Abstract
The overall performance of the simulated seasonal precipitation response to local terrestrial forcings, namely vegetation abundance and soil moisture, in the Sahel among the Coupled Model Intercomparison Project Phase Five (CMIP5) Earth System Models (ESMs) is systematically investigated and compared with its observational counterpart using a multivariate statistical method. The observed seasonal precipitation response is evaluated against a large ensemble of observational, reanalysis, and satellite data sets to provide quantification of uncertainties. The behaviour of models with and without a Dynamic Global Vegetation Model (DGVM) component is also explored, along with the mechanisms responsible for terrestrial feedback on rainfall. In general, the CMIP5 models can reasonably capture the seasonal evolution of Sahel precipitation and soil moisture, albeit with wet biases during the pre-monsoon period and dry biases during the peak monsoon period. The non-DGVM ESMs simulate comparable leaf area indices (LAIs) with observations, while DGVM-enabled ESMs simulate too much year-round LAI. The variance of precipitation that is attributed to oceanic forcings in CMIP5 is comparable with observations; however, the variance of precipitation that is attributed to terrestrial forcings is smaller in CMIP5 models than observed, especially for non-DGVM ESMs. CMIP5 models, especially those without DGVMs, undervalue precipitation's observed response strength to soil moisture anomalies.
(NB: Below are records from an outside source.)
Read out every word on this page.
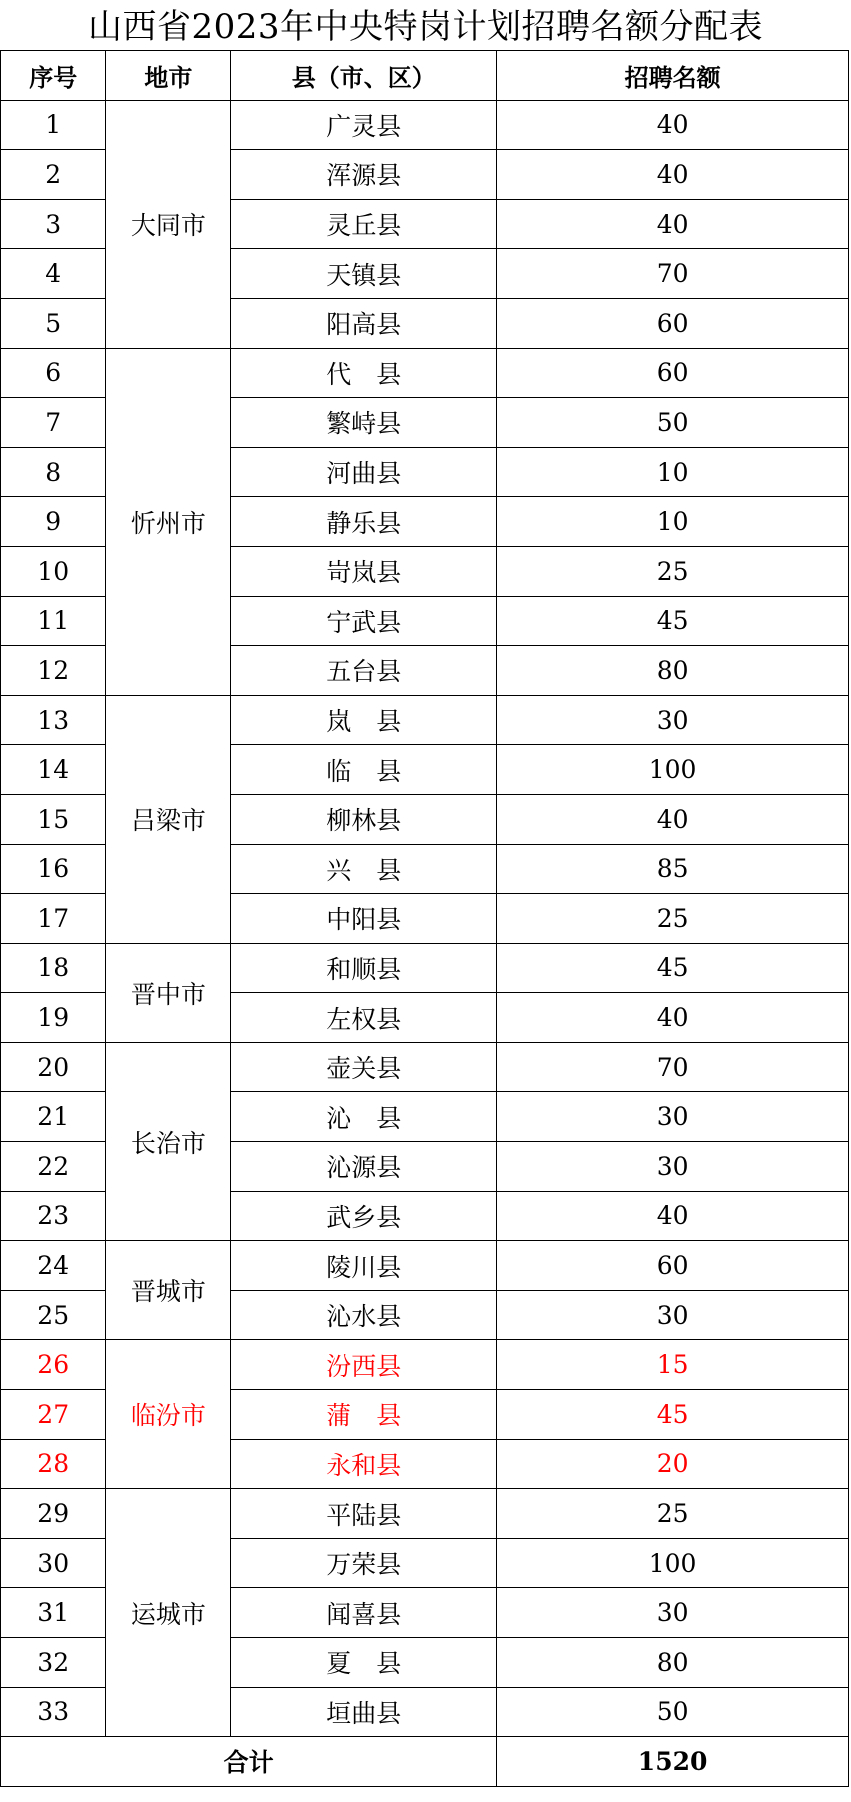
山西省2023年中央特岗计划招聘名额分配表
序号	地市	县（市、区）	招聘名额
1	大同市	广灵县	40
2		浑源县	40
3		灵丘县	40
4		天镇县	70
5		阳高县	60
6	忻州市	代　县	60
7		繁峙县	50
8		河曲县	10
9		静乐县	10
10		岢岚县	25
11		宁武县	45
12		五台县	80
13	吕梁市	岚　县	30
14		临　县	100
15		柳林县	40
16		兴　县	85
17		中阳县	25
18	晋中市	和顺县	45
19		左权县	40
20	长治市	壶关县	70
21		沁　县	30
22		沁源县	30
23		武乡县	40
24	晋城市	陵川县	60
25		沁水县	30
26	临汾市	汾西县	15
27		蒲　县	45
28		永和县	20
29	运城市	平陆县	25
30		万荣县	100
31		闻喜县	30
32		夏　县	80
33		垣曲县	50
合计			1520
In both observations and CMIP5 models, none of the atmospheric variables show significant responses to direct vegetation forcing, except for the response in transpiration. Although vegetation has minimal direct effect on the atmospheric state, it can affect the atmosphere by modifying soil moisture and transpiration rate indirectly, which helps explain the more realistic simulation of rainfall in DGVM-enabled ESMs than non-DGVM ESMs. Coupling of an ESM to a DGVM is critical in generating reasonable land–atmosphere feedback and examining future ecological and climatic changes over the Sahel.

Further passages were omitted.